Mit „Entlasten“ greift Reuters auf ein Wort zurück, das ganz im Sinne ihres Lieferanten Lindners ist. Und die „Journalisten“ bleiben im schmeichelhaft kommentierenden Duktus: Nach dem Entwurf werde „mit einem deutlich höheren Entlastungsvolumen gerechnet“. Was ist nun für Reuters „deutlich höher“? Statt 6,3 Milliarden Euro sollen die Unternehmen von 2025 bis 2027 zwischen 6,5 und 9,38 Milliarden Euro weniger pro Jahr zahlen.

200 Millionen Euro bis 3,08 Milliarden Euro niedrigere Steuern. Für Reuters „ein deutlich höheres Entlastungsvolumen“. Angesichts von 895,7 Milliarden Euro, die Deutsche mittlerweile laut Statista im Jahr an Steuern zahlen. Eine zusätzliche Entlastung, die mal bei 0,02 und mal bei 0,34 Prozent liegt. „Deutlich höher“. Christian Lindner hat seinen Entwurf Journalisten zukommen lassen – und Pressesprecher erhalten.

"Wachstumschancengesetz"
Kammer sauer auf Lindner: FDP wolle Anwälte zum "Volksverpetzer" machen
An dem „Wachstumschancengesetz“ gibt es auch Kritik. Die hat Reuters gleich ganz weggelassen. Etwa die Kritik von der Rechtsanwaltskammer, die Lindner vorwirft, mit dem Gesetz ein Ende der Schweigepflicht gegenüber ihren Mandanten herbeizuführen. Was auch für Steuerberater und ihre Klienten gelten würde: „Was nach Begünstigungen für Steuerpflichtige klingt … entpuppt sich auf den zweiten Blick im Wesentlichen als etwas ganz anderes, nämlich als Pflichtenkatalog für Berater sowie Steuerpflichtige, denn insbesondere die Regelung in der Abgabenordnung enthält Mitteilungspflichten bei nationaler Steuergestaltung“, schreibt die Kammer in einer Pressemitteilung. Statt das Steuerrecht zu vereinfachen, bedeute das Gesetz einen „erheblichen Verwaltungsmehraufwand“ und „eine weitere Bußgelddrohung“. Denn Lindner wolle die Meldepflichten erweitern.

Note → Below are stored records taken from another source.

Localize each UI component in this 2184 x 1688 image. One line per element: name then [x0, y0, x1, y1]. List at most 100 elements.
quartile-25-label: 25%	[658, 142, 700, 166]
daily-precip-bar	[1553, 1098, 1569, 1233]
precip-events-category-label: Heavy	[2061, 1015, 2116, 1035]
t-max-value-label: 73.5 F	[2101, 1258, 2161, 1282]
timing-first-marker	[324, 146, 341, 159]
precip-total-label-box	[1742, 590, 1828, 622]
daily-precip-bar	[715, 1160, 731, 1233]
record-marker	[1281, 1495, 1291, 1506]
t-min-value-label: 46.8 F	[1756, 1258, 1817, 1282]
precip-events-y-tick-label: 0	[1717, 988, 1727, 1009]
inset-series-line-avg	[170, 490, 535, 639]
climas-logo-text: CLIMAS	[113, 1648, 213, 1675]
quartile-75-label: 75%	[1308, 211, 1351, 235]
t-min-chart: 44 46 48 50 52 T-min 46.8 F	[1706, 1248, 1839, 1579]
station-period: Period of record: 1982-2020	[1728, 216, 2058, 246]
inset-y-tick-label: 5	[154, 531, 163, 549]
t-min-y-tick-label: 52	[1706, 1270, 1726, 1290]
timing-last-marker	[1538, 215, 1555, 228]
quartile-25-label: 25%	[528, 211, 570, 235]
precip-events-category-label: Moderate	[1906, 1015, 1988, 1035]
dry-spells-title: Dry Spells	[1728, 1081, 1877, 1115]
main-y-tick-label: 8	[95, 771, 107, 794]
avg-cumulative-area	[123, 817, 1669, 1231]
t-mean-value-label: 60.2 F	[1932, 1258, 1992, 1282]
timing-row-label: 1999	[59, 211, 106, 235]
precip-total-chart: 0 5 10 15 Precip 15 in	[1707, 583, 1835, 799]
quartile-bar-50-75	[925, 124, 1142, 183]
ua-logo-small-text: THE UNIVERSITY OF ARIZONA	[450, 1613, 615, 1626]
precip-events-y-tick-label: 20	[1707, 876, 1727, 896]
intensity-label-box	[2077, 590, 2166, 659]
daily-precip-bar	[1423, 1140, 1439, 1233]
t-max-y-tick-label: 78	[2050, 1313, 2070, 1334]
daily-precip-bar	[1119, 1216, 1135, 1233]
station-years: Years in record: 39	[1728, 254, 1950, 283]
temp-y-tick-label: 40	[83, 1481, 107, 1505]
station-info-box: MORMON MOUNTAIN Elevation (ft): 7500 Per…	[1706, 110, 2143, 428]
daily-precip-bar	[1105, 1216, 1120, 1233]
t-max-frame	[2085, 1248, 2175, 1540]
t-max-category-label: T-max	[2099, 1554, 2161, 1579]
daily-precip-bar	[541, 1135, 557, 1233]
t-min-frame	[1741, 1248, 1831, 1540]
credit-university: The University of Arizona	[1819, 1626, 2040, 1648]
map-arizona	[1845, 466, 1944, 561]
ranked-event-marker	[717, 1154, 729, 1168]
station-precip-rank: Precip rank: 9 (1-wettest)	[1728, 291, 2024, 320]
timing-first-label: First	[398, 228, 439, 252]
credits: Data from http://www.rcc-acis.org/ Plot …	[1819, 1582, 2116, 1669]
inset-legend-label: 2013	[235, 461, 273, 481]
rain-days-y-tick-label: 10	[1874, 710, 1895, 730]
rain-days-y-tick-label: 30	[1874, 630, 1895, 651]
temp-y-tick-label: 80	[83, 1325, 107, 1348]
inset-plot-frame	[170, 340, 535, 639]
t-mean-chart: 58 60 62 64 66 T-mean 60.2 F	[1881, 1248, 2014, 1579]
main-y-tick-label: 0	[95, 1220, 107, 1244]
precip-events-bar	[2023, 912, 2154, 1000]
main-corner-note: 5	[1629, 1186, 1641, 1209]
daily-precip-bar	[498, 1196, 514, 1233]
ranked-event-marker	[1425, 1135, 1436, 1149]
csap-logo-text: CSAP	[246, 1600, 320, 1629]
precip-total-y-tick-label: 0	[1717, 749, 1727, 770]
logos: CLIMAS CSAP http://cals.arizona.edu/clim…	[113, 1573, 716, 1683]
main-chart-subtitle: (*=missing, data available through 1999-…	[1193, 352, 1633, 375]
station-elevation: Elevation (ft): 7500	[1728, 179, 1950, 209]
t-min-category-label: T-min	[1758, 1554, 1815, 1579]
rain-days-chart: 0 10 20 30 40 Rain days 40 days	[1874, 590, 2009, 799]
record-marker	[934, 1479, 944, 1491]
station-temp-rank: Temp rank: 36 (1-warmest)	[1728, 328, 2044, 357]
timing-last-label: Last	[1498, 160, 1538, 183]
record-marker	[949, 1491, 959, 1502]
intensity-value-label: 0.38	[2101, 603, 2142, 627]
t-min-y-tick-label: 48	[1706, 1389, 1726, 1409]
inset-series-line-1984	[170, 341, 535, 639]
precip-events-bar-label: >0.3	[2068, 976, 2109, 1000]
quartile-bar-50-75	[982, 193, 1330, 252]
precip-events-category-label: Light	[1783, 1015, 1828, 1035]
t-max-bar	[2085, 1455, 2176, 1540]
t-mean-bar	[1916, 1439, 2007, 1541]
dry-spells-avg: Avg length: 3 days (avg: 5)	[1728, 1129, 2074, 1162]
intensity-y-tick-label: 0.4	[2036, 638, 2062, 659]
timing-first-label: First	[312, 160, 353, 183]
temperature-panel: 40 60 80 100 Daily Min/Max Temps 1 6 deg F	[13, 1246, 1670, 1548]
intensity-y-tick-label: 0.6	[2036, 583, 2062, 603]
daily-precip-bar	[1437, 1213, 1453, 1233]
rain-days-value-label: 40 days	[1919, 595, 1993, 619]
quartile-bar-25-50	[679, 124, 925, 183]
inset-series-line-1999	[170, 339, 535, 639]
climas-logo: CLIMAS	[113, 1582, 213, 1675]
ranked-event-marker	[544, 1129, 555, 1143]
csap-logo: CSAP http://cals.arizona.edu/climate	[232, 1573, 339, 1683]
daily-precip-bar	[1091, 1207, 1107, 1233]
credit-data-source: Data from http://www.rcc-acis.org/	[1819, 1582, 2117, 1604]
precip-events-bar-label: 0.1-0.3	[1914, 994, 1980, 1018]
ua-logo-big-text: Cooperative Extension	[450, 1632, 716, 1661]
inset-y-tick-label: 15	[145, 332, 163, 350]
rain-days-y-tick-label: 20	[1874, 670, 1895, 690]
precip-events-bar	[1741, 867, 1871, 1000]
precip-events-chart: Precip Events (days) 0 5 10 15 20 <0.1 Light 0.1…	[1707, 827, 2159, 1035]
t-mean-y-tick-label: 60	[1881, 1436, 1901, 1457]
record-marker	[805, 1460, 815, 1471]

Allerdings gibt es eine Hürde für das Wachstumschancengesetz, nicht das mit dem Ende der Schweigepflicht. Das finden SPD und Grüne schon immer gut und die FDP seit 2021 auch. Aber wenn es schon „Entlastungen“ für den Bürger gibt, dann soll es auch mehr Geld für die Kindergrundsicherung geben, was deshalb zusammenhängt, weil es die Grünen so wollen. Da sie das Geld aber nicht bekommen, haben sie das „Wachstumschancengesetz“ vorerst im Kabinett gestoppt.

Um 6,5 und 9,38 Milliarden Euro pro Jahr sollen die Steuern zwischen dem Wahljahr 2025 und dem Jahr 2027 sinken. Vorausgesetzt, Lindner setzt sich durch. Schon zum Jahreswechsel erhöht die gleiche Regierung die LKW-Maut um mehr als 80 Prozent und die CO2-Steuer um 25 Prozent. „Chancenvernichtungsgesetz“ heißt das nicht. Es gibt gar keinen beschönigenden Namen dafür. Vielleicht fällt ja Reuters noch was ein.

Und so startet die Ampel in den Herbst: Ein vermurkstes Gesetz scheitert im Kabinett, weil die Grünen so Geld für ihre eigenen Vorhaben erpressen wollen. Es ist der falsche Grund, das Gesetz zu stoppen. Aber man ahnt, was folgt: Noch mehr Geld für grüne Wohlfühlpläne, noch weniger Wachstum. Die Koalition fährt zielsicher das Land an die Wand.